Caro Arnaldo, vorrei saper scrivere e che altri volessero scrivere con la stessa semplicità di frasi e di costruzioni come fai tu:
quando spruzzava sulla
tela vuota il suo vuoto il suo mondo cieco eppure
ultravisionario, cieco e onniveggente e privo
di teorie e di realistiche visioni, cieco del tutto
e privo di argomenti terrestri e provvidi per
l’ultima sentenza
per esprimere pensieri temperatamente scettici e consapevolmente ansiogeni. Altro che teorie di materialismo, di spiritualismo, di cinismo, di sconfitta, di illusioni. Un ragionare, cioè con la ragione, sulla scadenza e sulla bellezza. Non chiamiamola nemmeno “mancanza”, categoria psicofilosofica. E quel lume di senso che la bellezza ispira. In tutti i sensi.
“Nudi alla meta”, si scherza, ma: di frenesie come pastoie. Quindi, magari si volesse e sapesse scrivere nella semplicità che apre al futuro.
Ma la sua astrazione calibrava il pieno
del nero, e tra questi due massimi colori
si ergeva la forza del suo cuore.
“come una donna immensa” e “Hai trasformato nel tuo unico/immenso colore, nel tuo ineffabile Blu/tutte le nostre gioie e dolori in un’unica/nostalgia” sono in opposizione, e lo sberleffo finale a Yves e al suo blu smembra anche la donna immensa.
…mi sembra che questa poesia renda bene l’idea che Arnaldo Ederle sente davanti all’opera in blu di Y. K. , come un misto di ammirazione e di sconcerto…In effetti non avere vie di fuga dal blu luce, una trappola che immette nella terza dimensione come in una ragnatela, fa cadere ogni volontà e quindi lascia inermi davanti a un mistero ipnotico…

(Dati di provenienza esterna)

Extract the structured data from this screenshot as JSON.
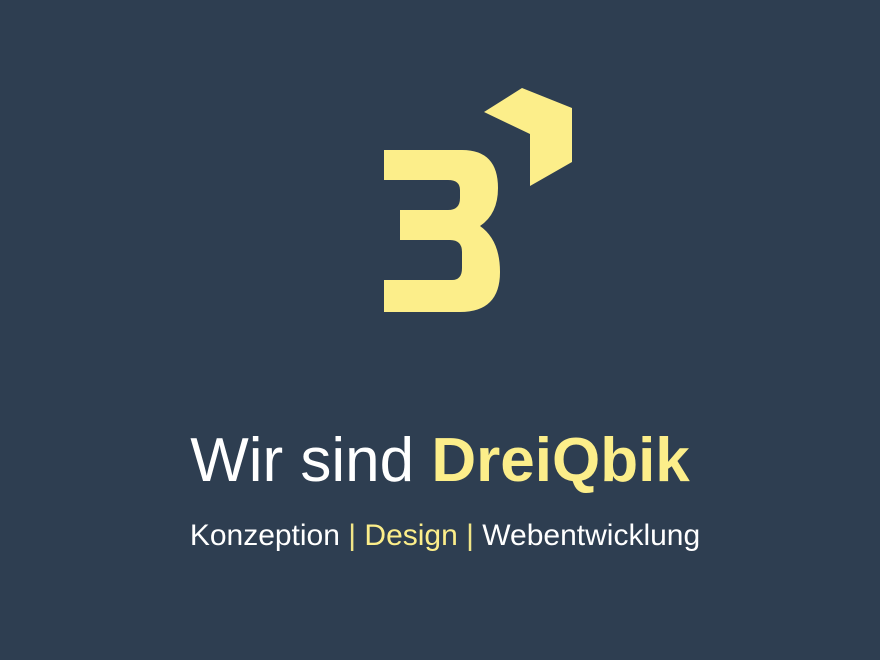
{
  "logo": {
    "name": "dreiqbik-3-cube-logo"
  },
  "headline": {
    "prefix": "Wir sind ",
    "brand": "DreiQbik"
  },
  "tagline": {
    "items": [
      "Konzeption",
      "Design",
      "Webentwicklung"
    ],
    "separator": " | "
  },
  "colors": {
    "background": "#2e3e51",
    "accent": "#fcee8a",
    "text": "#ffffff"
  }
}
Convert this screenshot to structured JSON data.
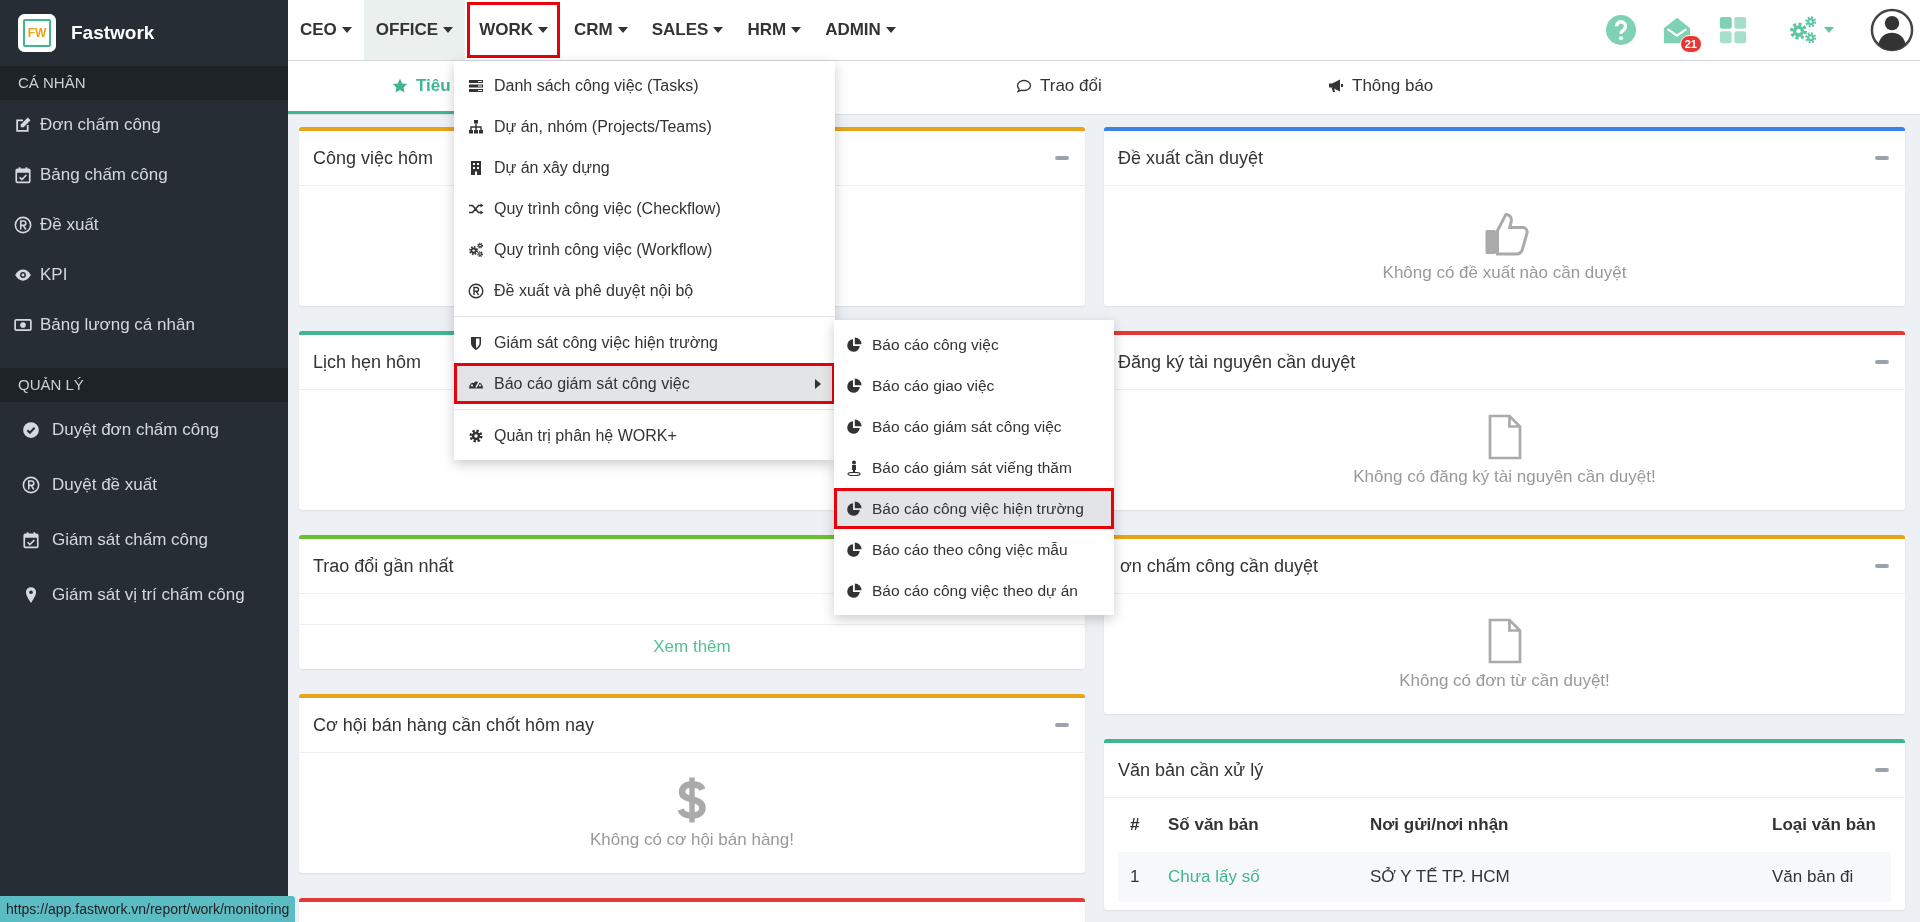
{
  "brand": {
    "logo": "FW",
    "name": "Fastwork"
  },
  "sidebar": {
    "sections": [
      {
        "title": "CÁ NHÂN",
        "items": [
          "Đơn chấm công",
          "Bảng chấm công",
          "Đề xuất",
          "KPI",
          "Bảng lương cá nhân"
        ]
      },
      {
        "title": "QUẢN LÝ",
        "items": [
          "Duyệt đơn chấm công",
          "Duyệt đề xuất",
          "Giám sát chấm công",
          "Giám sát vị trí chấm công"
        ]
      }
    ]
  },
  "nav": [
    {
      "label": "CEO",
      "selected": false,
      "annotated": false
    },
    {
      "label": "OFFICE",
      "selected": true,
      "annotated": false
    },
    {
      "label": "WORK",
      "selected": false,
      "annotated": true
    },
    {
      "label": "CRM",
      "selected": false,
      "annotated": false
    },
    {
      "label": "SALES",
      "selected": false,
      "annotated": false
    },
    {
      "label": "HRM",
      "selected": false,
      "annotated": false
    },
    {
      "label": "ADMIN",
      "selected": false,
      "annotated": false
    }
  ],
  "header": {
    "mail_badge": "21"
  },
  "tabs": [
    {
      "label": "Tiêu",
      "selected": true
    },
    {
      "label": "Trao đổi",
      "selected": false
    },
    {
      "label": "Thông báo",
      "selected": false
    }
  ],
  "work_menu": {
    "groups": [
      [
        {
          "label": "Danh sách công việc (Tasks)",
          "selected": false,
          "annotated": false,
          "has_submenu": false
        },
        {
          "label": "Dự án, nhóm (Projects/Teams)",
          "selected": false,
          "annotated": false,
          "has_submenu": false
        },
        {
          "label": "Dự án xây dựng",
          "selected": false,
          "annotated": false,
          "has_submenu": false
        },
        {
          "label": "Quy trình công việc (Checkflow)",
          "selected": false,
          "annotated": false,
          "has_submenu": false
        },
        {
          "label": "Quy trình công việc (Workflow)",
          "selected": false,
          "annotated": false,
          "has_submenu": false
        },
        {
          "label": "Đề xuất và phê duyệt nội bộ",
          "selected": false,
          "annotated": false,
          "has_submenu": false
        }
      ],
      [
        {
          "label": "Giám sát công việc hiện trường",
          "selected": false,
          "annotated": false,
          "has_submenu": false
        },
        {
          "label": "Báo cáo giám sát công việc",
          "selected": true,
          "annotated": true,
          "has_submenu": true
        }
      ],
      [
        {
          "label": "Quản trị phân hệ WORK+",
          "selected": false,
          "annotated": false,
          "has_submenu": false
        }
      ]
    ],
    "submenu": [
      {
        "label": "Báo cáo công việc",
        "selected": false,
        "annotated": false
      },
      {
        "label": "Báo cáo giao việc",
        "selected": false,
        "annotated": false
      },
      {
        "label": "Báo cáo giám sát công việc",
        "selected": false,
        "annotated": false
      },
      {
        "label": "Báo cáo giám sát viếng thăm",
        "selected": false,
        "annotated": false
      },
      {
        "label": "Báo cáo công việc hiện trường",
        "selected": true,
        "annotated": true
      },
      {
        "label": "Báo cáo theo công việc mẫu",
        "selected": false,
        "annotated": false
      },
      {
        "label": "Báo cáo công việc theo dự án",
        "selected": false,
        "annotated": false
      }
    ]
  },
  "panels": {
    "left": [
      {
        "title": "Công việc hôm",
        "color": "#e8a317",
        "kind": "blank"
      },
      {
        "title": "Lịch hẹn hôm",
        "color": "#3fb68b",
        "kind": "blank"
      },
      {
        "title": "Trao đổi gần nhất",
        "color": "#6cbf2e",
        "kind": "link",
        "link": "Xem thêm"
      },
      {
        "title": "Cơ hội bán hàng cần chốt hôm nay",
        "color": "#e8a317",
        "kind": "empty",
        "message": "Không có cơ hội bán hàng!"
      },
      {
        "color": "#e53935",
        "kind": "blank"
      }
    ],
    "right": [
      {
        "title": "Đề xuất cần duyệt",
        "color": "#3b82e6",
        "kind": "empty",
        "message": "Không có đề xuất nào cần duyệt"
      },
      {
        "title": "Đăng ký tài nguyên cần duyệt",
        "color": "#e53935",
        "kind": "empty",
        "message": "Không có đăng ký tài nguyên cần duyệt!"
      },
      {
        "title": "ơn chấm công cần duyệt",
        "color": "#e8a317",
        "kind": "empty",
        "message": "Không có đơn từ cần duyệt!"
      },
      {
        "title": "Văn bản cần xử lý",
        "color": "#3fb68b",
        "kind": "table",
        "table": {
          "columns": [
            "#",
            "Số văn bản",
            "Nơi gửi/nơi nhận",
            "Loại văn bản"
          ],
          "rows": [
            {
              "index": "1",
              "number": "Chưa lấy số",
              "party": "SỞ Y TẾ TP. HCM",
              "type": "Văn bản đi"
            }
          ]
        }
      }
    ]
  },
  "status_url": "https://app.fastwork.vn/report/work/monitoring"
}
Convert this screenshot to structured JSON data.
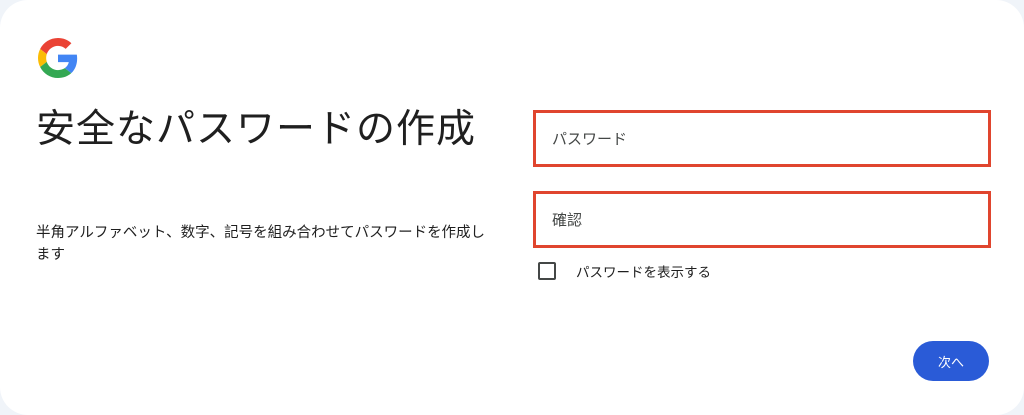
{
  "brand": {
    "logo_icon": "google-g-logo-icon",
    "colors": {
      "blue": "#4285F4",
      "red": "#EA4335",
      "yellow": "#FBBC05",
      "green": "#34A853"
    }
  },
  "heading": {
    "title": "安全なパスワードの作成",
    "subtitle": "半角アルファベット、数字、記号を組み合わせてパスワードを作成します"
  },
  "form": {
    "password_placeholder": "パスワード",
    "password_value": "",
    "confirm_placeholder": "確認",
    "confirm_value": "",
    "show_password_label": "パスワードを表示する",
    "show_password_checked": false,
    "highlight_color": "#e0452e"
  },
  "actions": {
    "next_label": "次へ",
    "next_color": "#2a5bd7"
  }
}
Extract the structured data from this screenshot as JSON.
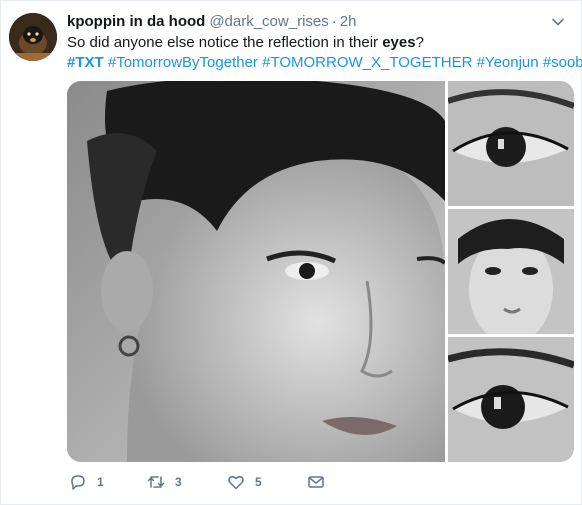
{
  "tweet": {
    "author_name": "kpoppin in da hood",
    "author_handle": "@dark_cow_rises",
    "separator": "·",
    "time": "2h",
    "text_before": "So did anyone else notice the reflection in their ",
    "text_bold": "eyes",
    "text_after": "?",
    "hashtags": [
      "#TXT",
      "#TomorrowByTogether",
      "#TOMORROW_X_TOGETHER",
      "#Yeonjun",
      "#soobin"
    ]
  },
  "media": {
    "images": [
      {
        "name": "portrait-main",
        "icon": "face-portrait"
      },
      {
        "name": "eye-closeup-1",
        "icon": "eye-closeup"
      },
      {
        "name": "portrait-small",
        "icon": "face-portrait"
      },
      {
        "name": "eye-closeup-2",
        "icon": "eye-closeup"
      }
    ]
  },
  "actions": {
    "reply_count": "1",
    "retweet_count": "3",
    "like_count": "5"
  },
  "colors": {
    "link": "#1b95e0",
    "muted": "#657786",
    "text": "#14171a",
    "border": "#e6ecf0"
  }
}
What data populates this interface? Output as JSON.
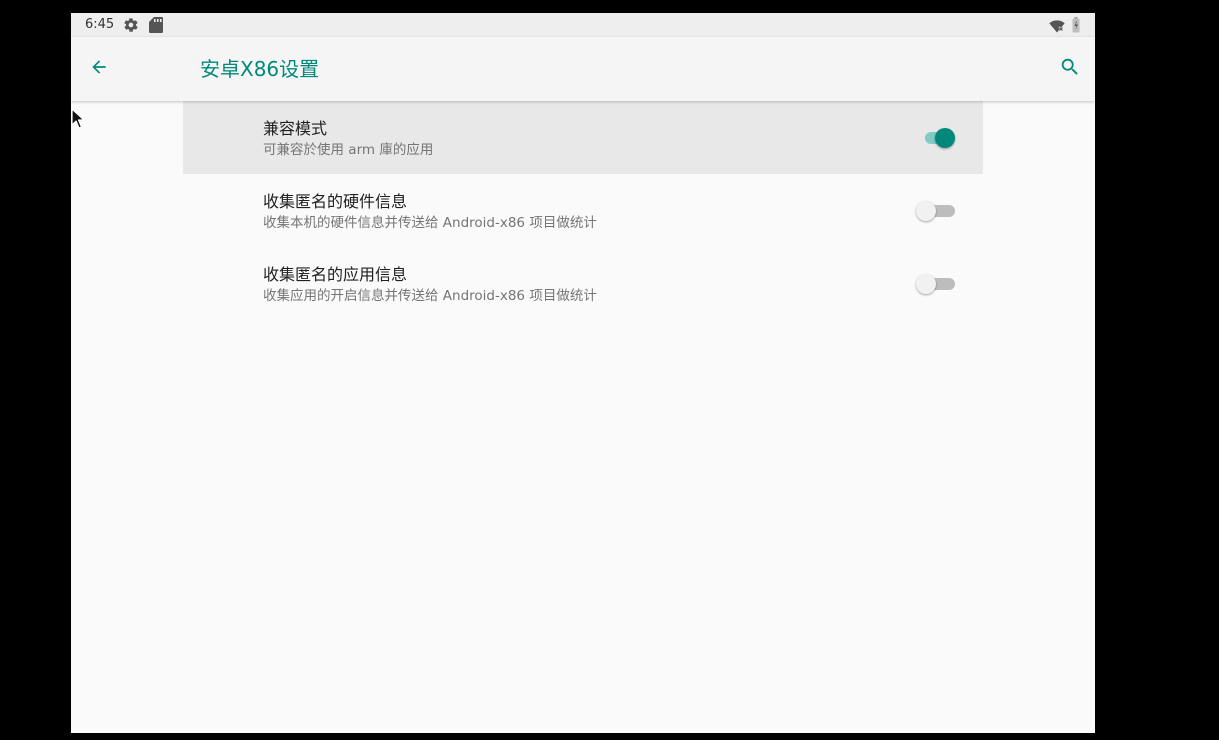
{
  "status_bar": {
    "time": "6:45",
    "icons": [
      "gear-icon",
      "sd-card-icon",
      "wifi-off-icon",
      "battery-icon"
    ]
  },
  "app_bar": {
    "title": "安卓X86设置",
    "back_icon": "arrow-back-icon",
    "search_icon": "search-icon"
  },
  "preferences": [
    {
      "title": "兼容模式",
      "summary": "可兼容於使用 arm 庫的应用",
      "enabled": true
    },
    {
      "title": "收集匿名的硬件信息",
      "summary": "收集本机的硬件信息并传送给 Android-x86 项目做统计",
      "enabled": false
    },
    {
      "title": "收集匿名的应用信息",
      "summary": "收集应用的开启信息并传送给 Android-x86 项目做统计",
      "enabled": false
    }
  ],
  "colors": {
    "accent": "#00897b",
    "accent_light": "#80cbc4",
    "background": "#fafafa",
    "app_bar": "#f5f5f5",
    "highlight_row": "#e8e8e8"
  }
}
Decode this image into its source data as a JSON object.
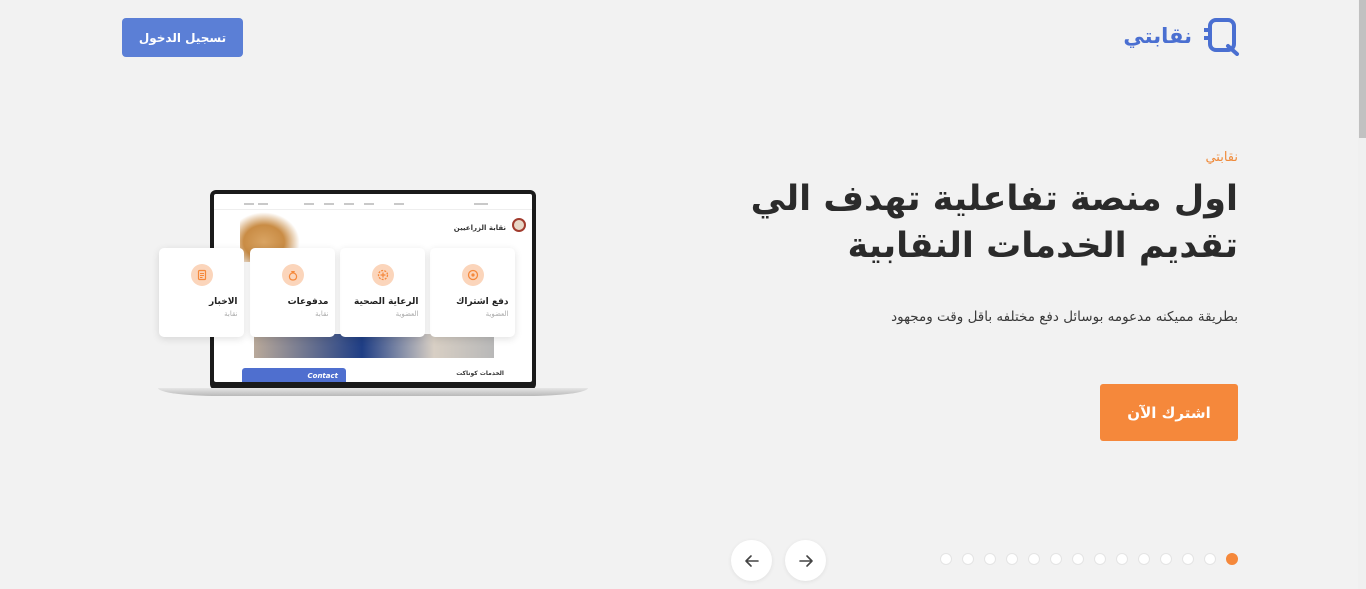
{
  "header": {
    "logo_text": "نقابتي",
    "logo_icon": "logo-mark-icon",
    "login_label": "تسجيل الدخول"
  },
  "hero": {
    "eyebrow": "نقابتي",
    "title_line1": "اول منصة تفاعلية تهدف الي",
    "title_line2": "تقديم الخدمات النقابية",
    "subtitle": "بطريقة مميكنه مدعومه بوسائل دفع مختلفه باقل وقت ومجهود",
    "cta_label": "اشترك الآن"
  },
  "laptop": {
    "site_title": "نقابة الزراعيين",
    "section_title": "الخدمات كوناكت",
    "contact_label": "Contact"
  },
  "cards": [
    {
      "title": "دفع اشتراك",
      "sub": "العضوية",
      "icon": "coin-icon"
    },
    {
      "title": "الرعاية الصحية",
      "sub": "العضوية",
      "icon": "health-icon"
    },
    {
      "title": "مدفوعات",
      "sub": "نقابة",
      "icon": "money-bag-icon"
    },
    {
      "title": "الاخبار",
      "sub": "نقابة",
      "icon": "document-icon"
    }
  ],
  "slider": {
    "prev_icon": "arrow-left-icon",
    "next_icon": "arrow-right-icon",
    "dot_count": 14,
    "active_index": 0
  },
  "colors": {
    "accent": "#f5883b",
    "brand": "#5b7fd6",
    "logo": "#4a6fd1",
    "background": "#f2f2f2"
  }
}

Grazie Cristiana del tuo primo, squisito commento. Sono felice di sapere che la mia scrittura ti sia così cara. Spero sia tutto vero quello che dici e mi auguro sia sempre così.
Un abbraccio. Arnaldo
@ Ederle. Non so se cambierò il mio ascolto della tua poesia, l’età accumula quella “grave massa del passato” da cui “il nostro pensiero è sempre attratto”, come scrive Eugenio Grandinetti. Massa difficile da attraversare e alleggerire respirando. Magari cambierai anche tu i tuoi pensieri, in leggera superficie contro la moderna frattura tra vita e colpa.